Colaboraciones

Expresión del subdesarrollo

A esta confusa mezcla se le pueden aplicar las críticas que hizo Manuel García Pelayo a la Vulgata marxista latinoamericana de esos años al decir que fue "simultáneamente la expresión de la miseria cultural del subdesarrollo y la protesta contra ese subdesarrollo". No fue el opio del pueblo, pero si "el opio de unas minorías que podrían conducir parte del pueblo".

El origen foráneo – europeizante y la falta de adecuación de las ideas liberales a la realidad nacional fue uno de los argumentos más usados contra ellas por las distintas vertientes críticas y revolucionarias de los '60. "¡Fuera la cultura extranjera!", escribe sobre un pizarrón un protagonista de "¡Tiren a matar!". Sin embargo, el espíritu crítico que esos sectores utilizaron hasta el exceso, se ejerció puertas afuera de esas cofradías las que, hacia su interior, consagraban rígidos dogmas construidos con conceptos acuñados por la denostada cultura Occidental.
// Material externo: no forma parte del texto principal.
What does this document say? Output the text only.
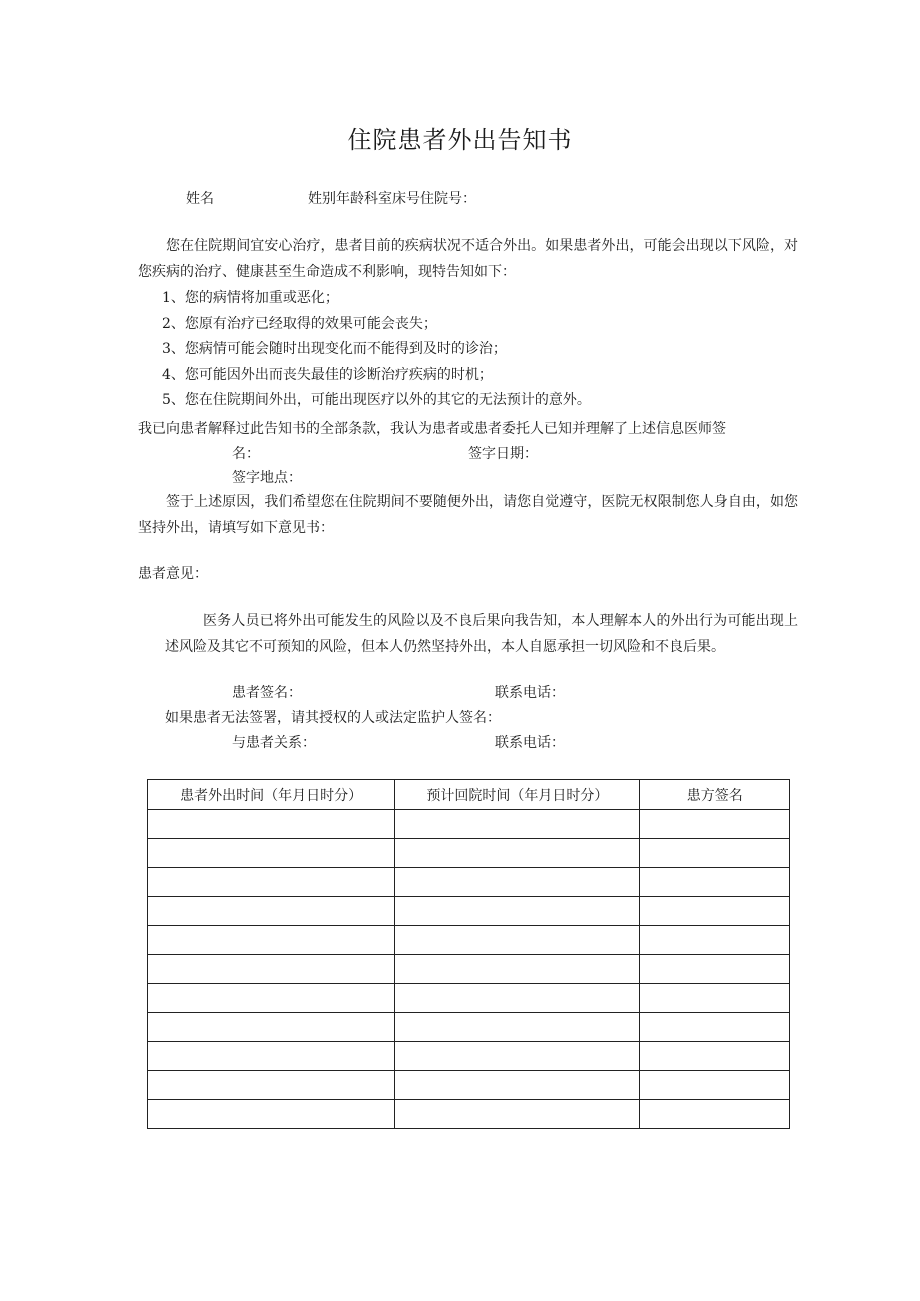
住院患者外出告知书
姓名	姓别年龄科室床号住院号：

您在住院期间宜安心治疗，患者目前的疾病状况不适合外出。如果患者外出，可能会出现以下风险，对您疾病的治疗、健康甚至生命造成不利影响，现特告知如下：

1、您的病情将加重或恶化；
2、您原有治疗已经取得的效果可能会丧失；
3、您病情可能会随时出现变化而不能得到及时的诊治；
4、您可能因外出而丧失最佳的诊断治疗疾病的时机；
5、您在住院期间外出，可能出现医疗以外的其它的无法预计的意外。
我已向患者解释过此告知书的全部条款，我认为患者或患者委托人已知并理解了上述信息医师签
名：	签字日期：
签字地点：

签于上述原因，我们希望您在住院期间不要随便外出，请您自觉遵守，医院无权限制您人身自由，如您坚持外出，请填写如下意见书：

患者意见：

医务人员已将外出可能发生的风险以及不良后果向我告知，本人理解本人的外出行为可能出现上述风险及其它不可预知的风险，但本人仍然坚持外出，本人自愿承担一切风险和不良后果。

患者签名：	联系电话：
如果患者无法签署，请其授权的人或法定监护人签名：
与患者关系：	联系电话：
患者外出时间（年月日时分）	预计回院时间（年月日时分）	患方签名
El gran drama de los '70 se alimentó del gran equívoco gestado en los '60 y que consistió en imaginar que se alcanzaría el reino de la libertad implantando la "liberación nacional" mediante el uso la violencia y el terror para demoler los restos de aquellas "libertades formales y decrépitas". Que se lograría archivando la engañosa "democracia burguesa" bajo el peso de un régimen autoritario y suplantando el tibio reformismo por una revolución que debían conducir profetas armados tan ambiciosos como implacables e impiadosos.
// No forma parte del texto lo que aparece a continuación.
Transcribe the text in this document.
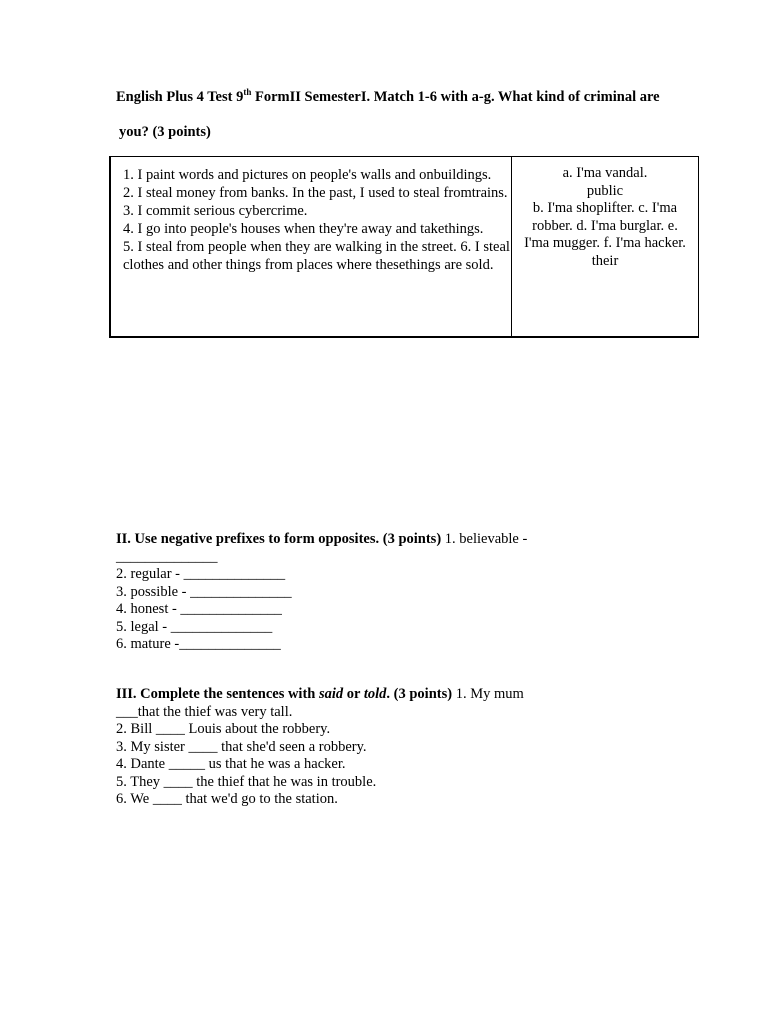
English Plus 4 Test 9th FormII SemesterI. Match 1-6 with a-g. What kind of criminal are
you? (3 points)
1. I paint words and pictures on people's walls and onbuildings.
2. I steal money from banks. In the past, I used to steal fromtrains.
3. I commit serious cybercrime.
4. I go into people's houses when they're away and takethings.
5. I steal from people when they are walking in the street. 6. I steal
clothes and other things from places where thesethings are sold.
a. I'ma vandal.
public
b. I'ma shoplifter. c. I'ma
robber. d. I'ma burglar. e.
I'ma mugger. f. I'ma hacker.
their
II. Use negative prefixes to form opposites. (3 points) 1. believable -
______________
2. regular - ______________
3. possible - ______________
4. honest - ______________
5. legal - ______________
6. mature -______________
III. Complete the sentences with said or told. (3 points) 1. My mum
___that the thief was very tall.
2. Bill ____ Louis about the robbery.
3. My sister ____ that she'd seen a robbery.
4. Dante _____ us that he was a hacker.
5. They ____ the thief that he was in trouble.
6. We ____ that we'd go to the station.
En la Argentina, uno de los rasgos peculiares más acentuados dentro ese abigarrado sector fue esa mixtura de diversos elementos mal combinados y armonizados, cuya síntesis se alcanzó en la aleación entre un marxismo escolar y un populismo simplista. La impaciencia y dificultades para comprender los cambios que se estaban produciendo en el mundo y en la Argentina, y para desentrañar esa compleja realidad, llevó a improvisar panaceas cuyos resultados fueron trágicos.
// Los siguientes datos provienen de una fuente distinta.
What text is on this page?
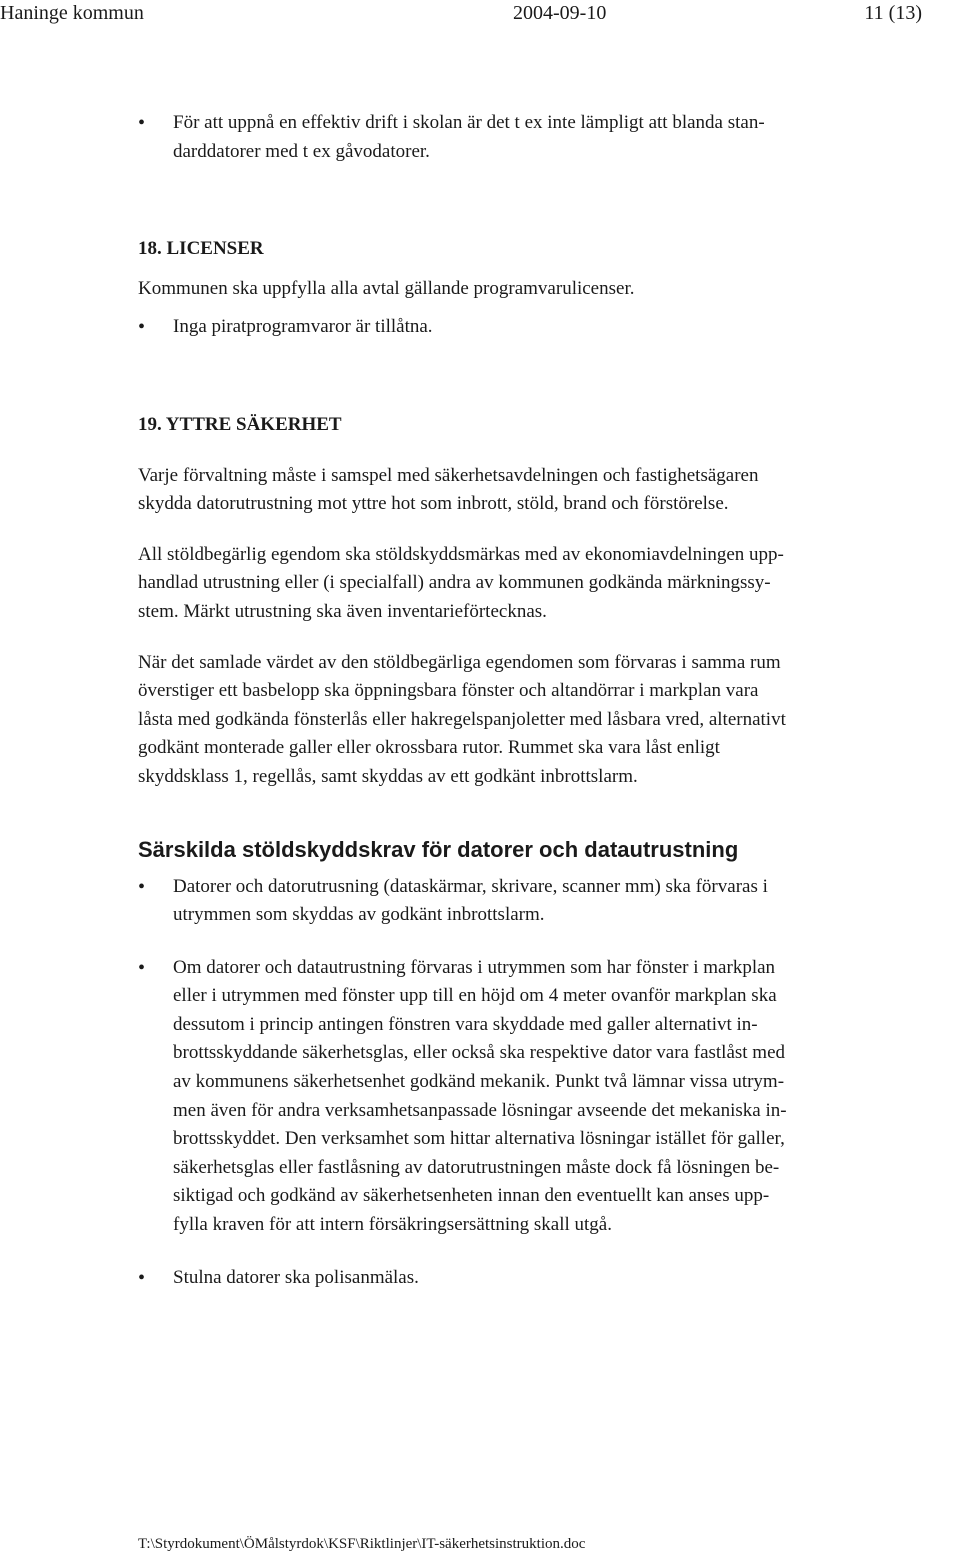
Haninge kommun	2004-09-10	11 (13)
• För att uppnå en effektiv drift i skolan är det t ex inte lämpligt att blanda stan-
darddatorer med t ex gåvodatorer.

18. LICENSER

Kommunen ska uppfylla alla avtal gällande programvarulicenser.

• Inga piratprogramvaror är tillåtna.

19. YTTRE SÄKERHET

Varje förvaltning måste i samspel med säkerhetsavdelningen och fastighetsägaren
skydda datorutrustning mot yttre hot som inbrott, stöld, brand och förstörelse.

All stöldbegärlig egendom ska stöldskyddsmärkas med av ekonomiavdelningen upp-
handlad utrustning eller (i specialfall) andra av kommunen godkända märkningssy-
stem. Märkt utrustning ska även inventarieförtecknas.

När det samlade värdet av den stöldbegärliga egendomen som förvaras i samma rum
överstiger ett basbelopp ska öppningsbara fönster och altandörrar i markplan vara
låsta med godkända fönsterlås eller hakregelspanjoletter med låsbara vred, alternativt
godkänt monterade galler eller okrossbara rutor. Rummet ska vara låst enligt
skyddsklass 1, regellås, samt skyddas av ett godkänt inbrottslarm.

Särskilda stöldskyddskrav för datorer och datautrustning

• Datorer och datorutrusning (dataskärmar, skrivare, scanner mm) ska förvaras i
utrymmen som skyddas av godkänt inbrottslarm.
• Om datorer och datautrustning förvaras i utrymmen som har fönster i markplan
eller i utrymmen med fönster upp till en höjd om 4 meter ovanför markplan ska
dessutom i princip antingen fönstren vara skyddade med galler alternativt in-
brottsskyddande säkerhetsglas, eller också ska respektive dator vara fastlåst med
av kommunens säkerhetsenhet godkänd mekanik. Punkt två lämnar vissa utrym-
men även för andra verksamhetsanpassade lösningar avseende det mekaniska in-
brottsskyddet. Den verksamhet som hittar alternativa lösningar istället för galler,
säkerhetsglas eller fastlåsning av datorutrustningen måste dock få lösningen be-
siktigad och godkänd av säkerhetsenheten innan den eventuellt kan anses upp-
fylla kraven för att intern försäkringsersättning skall utgå.
• Stulna datorer ska polisanmälas.
T:\Styrdokument\ÖMålstyrdok\KSF\Riktlinjer\IT-säkerhetsinstruktion.doc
Si la revolución debía ser obra del pueblo y ese pueblo, en su mayoría, era peronista pero carecía de una elite y una organización revolucionarias, la tarea debía consistir en encauzar esa corriente nadando dentro y no fuera de ella. Esta visión vio en el peronismo no sólo una edad de oro pasada, interrumpida en 1955 por la violencia, sino también como un paraíso que esa revolución debía reinstalar. Tal esquema elemental se gestó en los '60 y se utilizó en los '70.